Burns pointed to electronic medical records as an example. They were supposed to make the administration of health care easier, but both physicians and their patients dislike them. Some doctors have “rebelled,” he said, forcing hospitals to hire data entry personnel to transcribe the information. And patients frequently complain that their physician is pecking away at a keyboard instead of looking and listening to them. Burns describes such experiences as “dissatisfier” variables in an equation already fraught with long waits for appointments and short interactions with physicians, making patients wonder about the quality of service they are getting.

Meeting in the Middle

If Theranos could have delivered on its promise, the diagnostic test would have achieved mind-boggling economies of scale. A mere pinprick of blood meant patients wouldn’t have to go to a lab, clinic, or hospital to see a phlebotomist or give multiple samples. Walgreens was sucked into the pitch, striking a partnership with Holmes to offer the tests in its stores. High-profile investors included Oracle founder Larry Ellison, members of the Walton family, Rupert Murdoch, and former U.S. Secretary of Education Betsy DeVos.

“Walgreens got hosed by this deal,” said Burns, referring to the company’s $140 million lawsuit against Theranos that was settled for reportedly less than $30 million. “That’s just the downside for one particular pharmacy chain here, but I think that downside rachets through other people, other players in the industry.”

Indeed, the Theranos case is sparking some introspection in Silicon Valley about startup culture. Eric Bahn, co-founder of early-stage VC firm Hustle Fund, told Wired.com he’s worried that Holmes’ downfall will make it more difficult for female founders who already deal with a dearth of investors. “I’m glad the ‘Fake it till you make it’ mantra of Silicon Valley is coming into question,” he said. “For the past decade, it almost felt like a rallying cry for founders and investors alike.”

“There are no economies of scale in health care because it’s labor-intensive, whereas tech is coming at this from a capital-intensive stance.” –Lawton R. Burns

Paul Graham, founder of Y Combinator, tweeted that Holmes shouldn’t be seen as normal. “Journalists like to present Theranos as typical of Silicon Valley, but people like Elizabeth Holmes are actually much rarer there than in the rest of the business world, or in politics.”

Burns said there is a better way to view the intersection of big tech and health care: Technology can supplement and complement the work of a physician, but it cannot replace it.
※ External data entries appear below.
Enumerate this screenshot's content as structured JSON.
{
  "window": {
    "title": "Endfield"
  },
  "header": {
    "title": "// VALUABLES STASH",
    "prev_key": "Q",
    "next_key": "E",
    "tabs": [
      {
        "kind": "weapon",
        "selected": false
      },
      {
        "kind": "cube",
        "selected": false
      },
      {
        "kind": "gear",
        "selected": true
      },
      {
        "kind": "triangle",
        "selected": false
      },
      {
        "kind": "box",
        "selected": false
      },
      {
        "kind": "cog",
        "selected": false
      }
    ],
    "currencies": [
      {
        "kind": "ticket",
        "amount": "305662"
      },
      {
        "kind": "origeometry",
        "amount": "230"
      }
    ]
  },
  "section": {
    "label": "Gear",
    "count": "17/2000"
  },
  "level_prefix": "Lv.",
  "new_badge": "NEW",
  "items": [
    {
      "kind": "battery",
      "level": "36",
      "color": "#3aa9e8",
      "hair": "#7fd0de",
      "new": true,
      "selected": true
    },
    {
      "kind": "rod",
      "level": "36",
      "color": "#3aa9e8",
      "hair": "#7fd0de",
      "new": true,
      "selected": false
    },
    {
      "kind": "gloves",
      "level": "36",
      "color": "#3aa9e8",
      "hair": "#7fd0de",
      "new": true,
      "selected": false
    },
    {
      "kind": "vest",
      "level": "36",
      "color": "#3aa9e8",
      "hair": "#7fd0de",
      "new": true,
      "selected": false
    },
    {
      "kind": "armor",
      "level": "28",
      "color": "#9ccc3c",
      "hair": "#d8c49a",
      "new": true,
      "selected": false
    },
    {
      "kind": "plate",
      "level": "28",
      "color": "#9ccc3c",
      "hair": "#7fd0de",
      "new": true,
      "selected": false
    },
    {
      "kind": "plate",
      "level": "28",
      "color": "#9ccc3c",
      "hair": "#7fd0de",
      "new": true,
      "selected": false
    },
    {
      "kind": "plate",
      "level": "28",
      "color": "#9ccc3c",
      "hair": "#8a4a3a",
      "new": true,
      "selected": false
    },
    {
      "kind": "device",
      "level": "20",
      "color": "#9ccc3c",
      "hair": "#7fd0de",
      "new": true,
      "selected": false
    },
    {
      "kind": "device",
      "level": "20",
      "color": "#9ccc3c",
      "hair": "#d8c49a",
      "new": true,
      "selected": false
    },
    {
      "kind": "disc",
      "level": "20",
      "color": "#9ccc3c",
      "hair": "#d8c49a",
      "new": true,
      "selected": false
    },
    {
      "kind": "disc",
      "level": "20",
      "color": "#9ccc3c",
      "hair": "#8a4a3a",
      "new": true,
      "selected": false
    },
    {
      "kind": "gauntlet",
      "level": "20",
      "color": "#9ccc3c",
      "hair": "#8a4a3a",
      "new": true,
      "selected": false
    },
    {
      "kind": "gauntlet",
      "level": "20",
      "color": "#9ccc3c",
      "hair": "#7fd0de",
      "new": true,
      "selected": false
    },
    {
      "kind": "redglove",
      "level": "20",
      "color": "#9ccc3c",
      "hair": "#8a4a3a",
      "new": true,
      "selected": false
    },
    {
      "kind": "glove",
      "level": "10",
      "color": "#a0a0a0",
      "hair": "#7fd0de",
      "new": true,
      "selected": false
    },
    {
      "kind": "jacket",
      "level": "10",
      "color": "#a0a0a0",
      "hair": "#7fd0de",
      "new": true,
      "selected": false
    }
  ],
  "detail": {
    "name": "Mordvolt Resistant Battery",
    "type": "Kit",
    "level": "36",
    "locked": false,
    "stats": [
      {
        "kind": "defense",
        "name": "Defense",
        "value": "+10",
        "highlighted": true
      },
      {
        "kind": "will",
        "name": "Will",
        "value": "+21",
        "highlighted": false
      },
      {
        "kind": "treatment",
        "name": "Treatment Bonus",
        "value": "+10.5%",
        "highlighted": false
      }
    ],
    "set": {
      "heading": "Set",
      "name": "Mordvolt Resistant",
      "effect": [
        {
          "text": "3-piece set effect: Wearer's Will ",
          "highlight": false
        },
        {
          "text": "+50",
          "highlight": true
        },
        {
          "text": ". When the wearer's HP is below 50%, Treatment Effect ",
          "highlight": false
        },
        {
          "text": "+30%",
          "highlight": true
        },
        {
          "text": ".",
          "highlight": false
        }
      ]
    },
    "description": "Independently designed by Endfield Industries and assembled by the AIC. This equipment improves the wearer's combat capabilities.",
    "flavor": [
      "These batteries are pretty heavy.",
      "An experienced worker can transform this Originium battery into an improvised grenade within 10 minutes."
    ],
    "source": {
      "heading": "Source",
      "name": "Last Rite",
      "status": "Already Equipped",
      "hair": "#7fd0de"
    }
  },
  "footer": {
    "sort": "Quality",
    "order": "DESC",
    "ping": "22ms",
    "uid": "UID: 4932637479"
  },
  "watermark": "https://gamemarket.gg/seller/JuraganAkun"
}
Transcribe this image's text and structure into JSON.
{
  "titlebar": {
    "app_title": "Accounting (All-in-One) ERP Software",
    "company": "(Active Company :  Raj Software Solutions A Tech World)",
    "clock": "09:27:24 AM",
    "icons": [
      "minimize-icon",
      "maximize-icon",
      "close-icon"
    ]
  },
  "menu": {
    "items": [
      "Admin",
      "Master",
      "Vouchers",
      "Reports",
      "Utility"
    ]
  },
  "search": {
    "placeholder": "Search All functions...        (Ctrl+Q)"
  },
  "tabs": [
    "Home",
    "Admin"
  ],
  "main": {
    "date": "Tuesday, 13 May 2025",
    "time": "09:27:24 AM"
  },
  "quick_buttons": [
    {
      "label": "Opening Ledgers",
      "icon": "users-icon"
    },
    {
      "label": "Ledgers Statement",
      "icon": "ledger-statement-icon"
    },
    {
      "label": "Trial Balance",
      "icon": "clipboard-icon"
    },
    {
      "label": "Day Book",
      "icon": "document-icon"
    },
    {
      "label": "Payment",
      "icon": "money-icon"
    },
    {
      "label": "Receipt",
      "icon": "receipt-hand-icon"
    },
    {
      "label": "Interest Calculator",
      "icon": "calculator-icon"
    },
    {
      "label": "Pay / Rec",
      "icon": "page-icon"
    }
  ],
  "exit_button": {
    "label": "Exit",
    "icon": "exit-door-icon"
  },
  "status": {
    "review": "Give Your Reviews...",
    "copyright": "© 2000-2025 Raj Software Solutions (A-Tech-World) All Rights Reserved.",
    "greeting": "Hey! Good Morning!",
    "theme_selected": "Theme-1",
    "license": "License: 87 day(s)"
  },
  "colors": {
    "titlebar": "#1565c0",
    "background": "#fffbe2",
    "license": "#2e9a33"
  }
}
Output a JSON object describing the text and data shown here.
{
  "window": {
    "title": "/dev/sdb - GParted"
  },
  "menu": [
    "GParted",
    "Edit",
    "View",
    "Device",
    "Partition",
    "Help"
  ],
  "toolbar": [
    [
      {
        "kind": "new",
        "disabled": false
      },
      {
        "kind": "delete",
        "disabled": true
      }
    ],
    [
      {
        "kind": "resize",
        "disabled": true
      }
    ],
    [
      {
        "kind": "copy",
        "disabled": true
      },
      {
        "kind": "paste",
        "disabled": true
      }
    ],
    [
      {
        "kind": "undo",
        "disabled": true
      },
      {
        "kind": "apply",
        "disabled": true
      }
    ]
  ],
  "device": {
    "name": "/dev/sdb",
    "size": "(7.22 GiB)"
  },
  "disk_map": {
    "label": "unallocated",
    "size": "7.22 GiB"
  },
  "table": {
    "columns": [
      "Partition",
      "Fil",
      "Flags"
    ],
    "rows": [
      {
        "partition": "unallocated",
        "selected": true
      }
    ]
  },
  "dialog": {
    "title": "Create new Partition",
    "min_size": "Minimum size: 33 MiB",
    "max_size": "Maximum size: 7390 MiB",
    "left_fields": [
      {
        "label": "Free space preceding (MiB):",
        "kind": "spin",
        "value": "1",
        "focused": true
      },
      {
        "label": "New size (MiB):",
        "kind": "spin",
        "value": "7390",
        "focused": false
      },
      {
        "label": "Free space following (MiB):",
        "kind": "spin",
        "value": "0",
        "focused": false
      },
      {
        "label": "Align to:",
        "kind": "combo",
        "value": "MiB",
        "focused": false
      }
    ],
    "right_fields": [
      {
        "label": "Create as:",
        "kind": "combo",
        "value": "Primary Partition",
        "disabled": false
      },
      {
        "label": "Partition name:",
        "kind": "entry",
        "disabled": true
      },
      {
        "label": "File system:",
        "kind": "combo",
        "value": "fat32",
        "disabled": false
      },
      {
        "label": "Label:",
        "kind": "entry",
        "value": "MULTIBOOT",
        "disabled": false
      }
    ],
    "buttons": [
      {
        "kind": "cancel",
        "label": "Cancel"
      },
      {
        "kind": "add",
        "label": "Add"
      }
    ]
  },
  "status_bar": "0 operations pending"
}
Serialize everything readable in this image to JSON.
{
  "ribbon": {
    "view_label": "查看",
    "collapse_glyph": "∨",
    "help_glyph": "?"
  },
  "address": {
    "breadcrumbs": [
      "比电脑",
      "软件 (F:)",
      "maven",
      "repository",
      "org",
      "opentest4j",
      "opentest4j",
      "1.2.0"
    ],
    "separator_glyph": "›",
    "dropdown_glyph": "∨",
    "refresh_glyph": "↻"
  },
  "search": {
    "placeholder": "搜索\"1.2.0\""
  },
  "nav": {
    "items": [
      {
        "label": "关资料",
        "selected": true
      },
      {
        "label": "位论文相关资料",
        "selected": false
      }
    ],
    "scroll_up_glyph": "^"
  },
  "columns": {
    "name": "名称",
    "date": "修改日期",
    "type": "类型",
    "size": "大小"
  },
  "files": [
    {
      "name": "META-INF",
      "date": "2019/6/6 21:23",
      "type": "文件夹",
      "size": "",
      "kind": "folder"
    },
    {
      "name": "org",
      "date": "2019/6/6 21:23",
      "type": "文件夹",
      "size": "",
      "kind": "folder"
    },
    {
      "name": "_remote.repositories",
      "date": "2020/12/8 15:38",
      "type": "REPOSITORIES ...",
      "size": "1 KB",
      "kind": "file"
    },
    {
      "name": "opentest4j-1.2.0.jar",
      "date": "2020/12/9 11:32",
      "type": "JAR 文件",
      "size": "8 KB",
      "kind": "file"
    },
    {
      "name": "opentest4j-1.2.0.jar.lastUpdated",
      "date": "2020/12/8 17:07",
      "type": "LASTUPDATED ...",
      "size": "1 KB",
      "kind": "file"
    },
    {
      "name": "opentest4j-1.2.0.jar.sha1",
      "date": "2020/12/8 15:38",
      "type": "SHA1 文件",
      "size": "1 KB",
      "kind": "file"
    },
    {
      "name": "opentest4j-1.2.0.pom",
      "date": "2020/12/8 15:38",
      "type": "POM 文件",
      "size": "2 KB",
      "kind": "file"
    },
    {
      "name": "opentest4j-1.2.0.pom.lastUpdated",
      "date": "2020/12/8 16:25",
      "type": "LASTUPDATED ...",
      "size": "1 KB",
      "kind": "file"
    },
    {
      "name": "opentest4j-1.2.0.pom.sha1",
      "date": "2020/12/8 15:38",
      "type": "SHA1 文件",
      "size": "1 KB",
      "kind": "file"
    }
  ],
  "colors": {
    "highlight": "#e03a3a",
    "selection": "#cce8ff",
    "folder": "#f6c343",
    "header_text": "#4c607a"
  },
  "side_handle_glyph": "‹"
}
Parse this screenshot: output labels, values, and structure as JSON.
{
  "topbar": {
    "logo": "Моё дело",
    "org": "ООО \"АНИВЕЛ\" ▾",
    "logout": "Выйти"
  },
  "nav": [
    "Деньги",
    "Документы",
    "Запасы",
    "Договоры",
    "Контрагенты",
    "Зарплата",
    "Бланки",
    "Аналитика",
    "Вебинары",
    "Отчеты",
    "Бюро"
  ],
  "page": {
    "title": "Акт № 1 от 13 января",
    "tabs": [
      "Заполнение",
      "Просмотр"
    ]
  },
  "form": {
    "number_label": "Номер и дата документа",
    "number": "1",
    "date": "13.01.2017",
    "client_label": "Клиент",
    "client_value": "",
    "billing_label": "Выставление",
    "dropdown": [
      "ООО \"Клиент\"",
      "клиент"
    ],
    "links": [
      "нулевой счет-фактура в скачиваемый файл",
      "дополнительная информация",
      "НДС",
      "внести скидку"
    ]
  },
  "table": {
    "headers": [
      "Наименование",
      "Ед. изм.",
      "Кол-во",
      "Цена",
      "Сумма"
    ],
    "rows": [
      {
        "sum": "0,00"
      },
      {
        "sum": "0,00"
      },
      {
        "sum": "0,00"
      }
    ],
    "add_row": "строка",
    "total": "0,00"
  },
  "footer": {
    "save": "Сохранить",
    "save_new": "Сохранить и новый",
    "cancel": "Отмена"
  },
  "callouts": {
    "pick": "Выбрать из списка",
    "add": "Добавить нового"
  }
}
The falling demand for telemedicine is a testament to that, he said. A decade ago, telemedicine was hailed as a great disruptor for the industry, much like the electronic medical record. That expectation fueled a lot of venture capital investment.

“If people would bother to look at the evidence… virtual visits are on the decline, and they’ve been declining for some time,” Burns said. “We have all this money pushing into health care to fund these startups, and yet on the demand side it seems to be falling. It’s like two ships passing each other in the night.”